OVER the last century minority ethnic groups have contributed greatly to the UK economy. They have enriched our lives and culture through cuisine, the arts, sport, multi-media, music and style. Britain has become a multi-ethnic, multi-lingual, multi-faith and multi-cultural nation. Yet for some on the radical right this hasn’t been welcomed.

What does multi-culturalism add up to? A contested concept. Even Tony Blair as Labour prime minister conceded that he didn’t know what the term meant.

In our Labour run core cities ranging from London, Newcastle to Manchester there’s proof that different communities intermingle in a genuinely multi-cultural society. In northern urban towns, however, there remains some mutual misunderstanding, suspicion and residential segregation. Former prime minister David Cameron took the view that though the doctrine of multiculturalism was well intentioned, the focus should have been on integration. People, he stated, needed a shared British identity.

Those who believe that multi-culturalism has failed present the following arguments. Segregated neighbourhoods are a feature of several northern mill towns like Oldham, Bradford, and Burnley which ended in race riots in 2001. The Cantle Report a year later said that these towns were fragmented and polarised in terms of ethnicity.

His report recommended the development of more cohesive communities which would heal divisions. Yet the government social inclusion czar, Dame Louise Casey, noted 15 years later that too many of our large towns have become more ethnically segregated as migration has risen. Likewise the widening gulf between rich and poor in our capital city and elsewhere in the nation’s urban cores has undermined the sense that there is a notion of a common way of life.

Labour leader Jeremy Corbyn recently described London as a “tale of two cities’’ shortly after the Grenfell Tower fire.

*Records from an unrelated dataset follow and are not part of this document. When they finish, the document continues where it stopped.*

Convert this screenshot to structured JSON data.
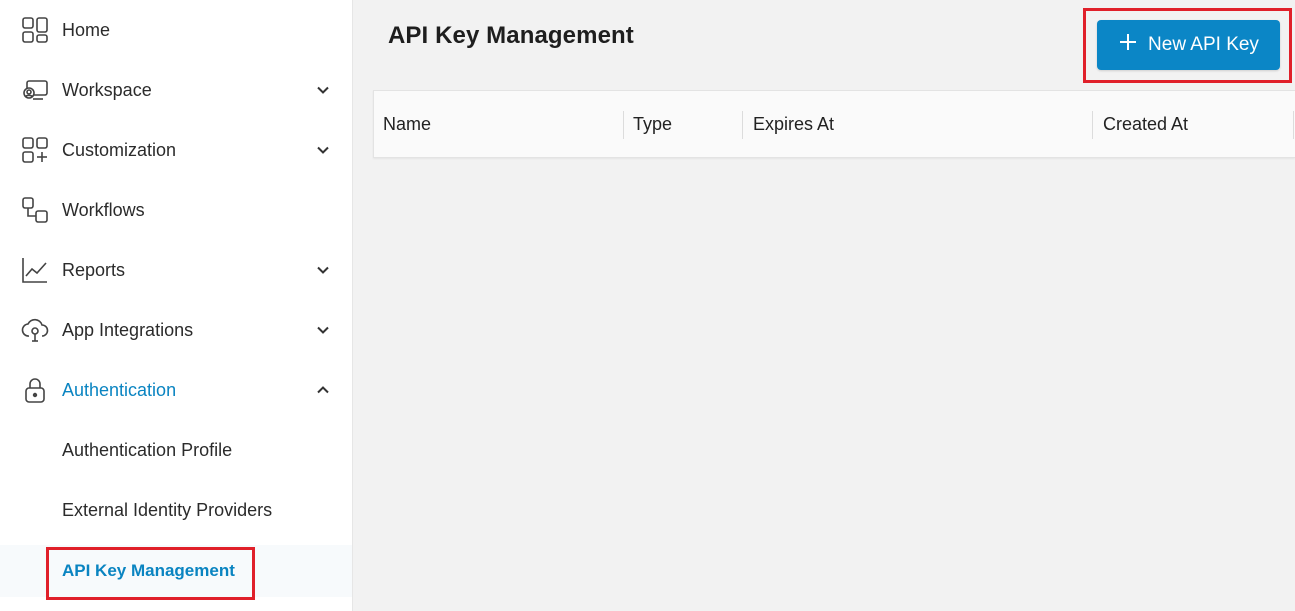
{
  "sidebar": {
    "items": [
      {
        "label": "Home",
        "icon": "home-grid-icon",
        "expandable": false
      },
      {
        "label": "Workspace",
        "icon": "workspace-icon",
        "expandable": true
      },
      {
        "label": "Customization",
        "icon": "customization-icon",
        "expandable": true
      },
      {
        "label": "Workflows",
        "icon": "workflows-icon",
        "expandable": false
      },
      {
        "label": "Reports",
        "icon": "reports-chart-icon",
        "expandable": true
      },
      {
        "label": "App Integrations",
        "icon": "app-integrations-icon",
        "expandable": true
      },
      {
        "label": "Authentication",
        "icon": "lock-icon",
        "expandable": true,
        "expanded": true
      }
    ],
    "sub_items": [
      {
        "label": "Authentication Profile"
      },
      {
        "label": "External Identity Providers"
      },
      {
        "label": "API Key Management",
        "selected": true
      }
    ]
  },
  "main": {
    "title": "API Key Management",
    "new_button_label": "New API Key",
    "table": {
      "columns": [
        "Name",
        "Type",
        "Expires At",
        "Created At"
      ],
      "rows": []
    }
  },
  "colors": {
    "accent": "#0a84c1",
    "button": "#0b86c6",
    "highlight": "#e0202a"
  }
}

Others have pointed to the sharp rise in radical Islamic home-grown terrorism in London and Manchester alongside far-right white supremacist violence resulting in the murder of the anti-racism campaigner Jo Cox MP.

Of course all this needs to be put in a wider context. Some scholars believe that multi-culturalism hasn’t failed in much of the urban landscape. Eight out of ten council wards are 90 per cent white British. But there are 500-odd varied wards where minorities are in the majority. Gradually some better-off BME groups are moving in mixed neighbourhoods – a good example being Hackney in London and Fenham in Newcastle.

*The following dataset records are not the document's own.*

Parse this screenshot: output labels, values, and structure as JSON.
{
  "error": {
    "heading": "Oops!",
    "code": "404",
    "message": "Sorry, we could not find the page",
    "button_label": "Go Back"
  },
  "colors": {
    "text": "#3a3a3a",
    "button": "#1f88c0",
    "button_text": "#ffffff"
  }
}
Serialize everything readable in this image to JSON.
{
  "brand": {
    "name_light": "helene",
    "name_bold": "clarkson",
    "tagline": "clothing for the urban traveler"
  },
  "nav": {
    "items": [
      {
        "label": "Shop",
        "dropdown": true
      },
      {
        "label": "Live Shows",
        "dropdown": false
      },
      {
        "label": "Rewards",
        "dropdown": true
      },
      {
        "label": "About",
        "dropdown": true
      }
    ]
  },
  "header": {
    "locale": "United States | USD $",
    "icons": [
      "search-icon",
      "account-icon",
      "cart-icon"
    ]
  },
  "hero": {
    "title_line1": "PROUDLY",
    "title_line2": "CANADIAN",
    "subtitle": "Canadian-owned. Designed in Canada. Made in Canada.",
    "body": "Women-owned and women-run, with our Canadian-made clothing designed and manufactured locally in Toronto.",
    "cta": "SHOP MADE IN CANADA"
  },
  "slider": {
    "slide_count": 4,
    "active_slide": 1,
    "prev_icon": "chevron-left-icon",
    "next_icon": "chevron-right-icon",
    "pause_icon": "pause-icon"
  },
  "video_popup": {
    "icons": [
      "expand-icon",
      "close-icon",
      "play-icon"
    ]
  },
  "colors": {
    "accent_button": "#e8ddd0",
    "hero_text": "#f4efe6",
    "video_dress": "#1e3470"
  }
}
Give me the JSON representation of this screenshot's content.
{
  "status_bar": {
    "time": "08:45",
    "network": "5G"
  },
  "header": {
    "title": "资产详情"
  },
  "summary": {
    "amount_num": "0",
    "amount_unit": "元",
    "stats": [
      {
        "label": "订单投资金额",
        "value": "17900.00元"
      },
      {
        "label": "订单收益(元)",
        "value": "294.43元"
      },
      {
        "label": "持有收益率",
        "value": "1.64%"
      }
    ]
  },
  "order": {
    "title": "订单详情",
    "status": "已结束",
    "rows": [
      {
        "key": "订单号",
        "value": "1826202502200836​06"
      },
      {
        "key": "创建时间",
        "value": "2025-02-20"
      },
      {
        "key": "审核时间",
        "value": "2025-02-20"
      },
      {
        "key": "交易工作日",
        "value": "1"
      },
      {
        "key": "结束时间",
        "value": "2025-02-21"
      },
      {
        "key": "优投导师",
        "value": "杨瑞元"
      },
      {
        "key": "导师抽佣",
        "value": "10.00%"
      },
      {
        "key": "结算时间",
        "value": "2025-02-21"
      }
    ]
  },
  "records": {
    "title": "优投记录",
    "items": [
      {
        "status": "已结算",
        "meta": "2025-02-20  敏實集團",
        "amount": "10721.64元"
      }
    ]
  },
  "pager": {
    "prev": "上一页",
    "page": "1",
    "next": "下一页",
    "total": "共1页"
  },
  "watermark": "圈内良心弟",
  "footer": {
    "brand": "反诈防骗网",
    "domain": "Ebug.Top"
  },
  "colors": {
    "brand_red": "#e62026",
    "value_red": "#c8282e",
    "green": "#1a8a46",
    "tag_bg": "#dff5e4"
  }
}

Our major cities like Leeds and Liverpool have undergone economic regeneration, civic renewal and a cultural renaissance. There’s little contradiction between multi-culturalism and integration.

RACE riots – rare in the UK – are argued to be partly the result of not enough multi-culturalism rather than too much. That’s why the Citizenship Foundation is calling for a national citizenship programme to be rolled out across schools and further education colleges to explore difference and diversity. The time is right to do this. All students in the UK should possess a diploma in citizenship by the age of 19 like a driving licence. Since 2015 all educational bodies have a legal duty to promote British values. With a strong anti-racist message across the further education sector more could be done to educate people while at the same time public agencies need to listen to grievances over migration.

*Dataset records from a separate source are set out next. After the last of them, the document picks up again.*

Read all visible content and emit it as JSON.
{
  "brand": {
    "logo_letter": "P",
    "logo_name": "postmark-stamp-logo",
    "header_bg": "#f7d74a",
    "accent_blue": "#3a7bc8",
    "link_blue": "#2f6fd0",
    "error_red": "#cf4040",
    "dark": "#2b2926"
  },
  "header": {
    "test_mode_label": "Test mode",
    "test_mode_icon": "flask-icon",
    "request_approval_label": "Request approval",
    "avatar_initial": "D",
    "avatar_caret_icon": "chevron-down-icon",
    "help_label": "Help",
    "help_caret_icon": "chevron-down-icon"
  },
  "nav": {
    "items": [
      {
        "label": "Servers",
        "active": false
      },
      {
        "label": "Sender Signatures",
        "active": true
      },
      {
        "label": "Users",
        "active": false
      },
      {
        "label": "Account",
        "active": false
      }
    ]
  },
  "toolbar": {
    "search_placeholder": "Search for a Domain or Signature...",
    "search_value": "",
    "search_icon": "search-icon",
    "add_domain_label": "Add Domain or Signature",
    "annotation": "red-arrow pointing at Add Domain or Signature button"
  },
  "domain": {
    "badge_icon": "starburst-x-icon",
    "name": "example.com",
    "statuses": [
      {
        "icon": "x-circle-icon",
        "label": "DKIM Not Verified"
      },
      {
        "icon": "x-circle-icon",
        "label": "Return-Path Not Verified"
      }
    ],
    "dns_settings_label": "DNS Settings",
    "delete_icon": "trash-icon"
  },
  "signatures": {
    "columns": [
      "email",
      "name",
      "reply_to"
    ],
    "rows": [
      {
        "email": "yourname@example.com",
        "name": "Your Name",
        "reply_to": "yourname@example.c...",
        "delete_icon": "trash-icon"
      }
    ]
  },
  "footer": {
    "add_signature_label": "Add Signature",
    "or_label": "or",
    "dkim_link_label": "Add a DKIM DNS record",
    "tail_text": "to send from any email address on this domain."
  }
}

Government, post-16 providers and civil society have a role to play. Communities undergoing fast demographic and cultural change need more help such as public service investment and affordable homes in migration hot-spots. New housing developments could shape local communities making it easier for people to foster closer ties with neighbours. As people talk, mix and get to know one another mutual understanding and trust grows.

To facilitate a more integrated nation there’s a need to revive the notions of “active citizenship” and the “good society”. Forward looking colleges like Oldham and Bradford are doing precisely this. More need to follow these examples of good practice. There’s a route map to navigate and morph our parallel lives. As Jo Cox noted it just takes commitment, will and a bit more money to make it happen.

Stephen Lambert is a Newcastle city councillor. He heads up the social enterprise company, Education4Democracy.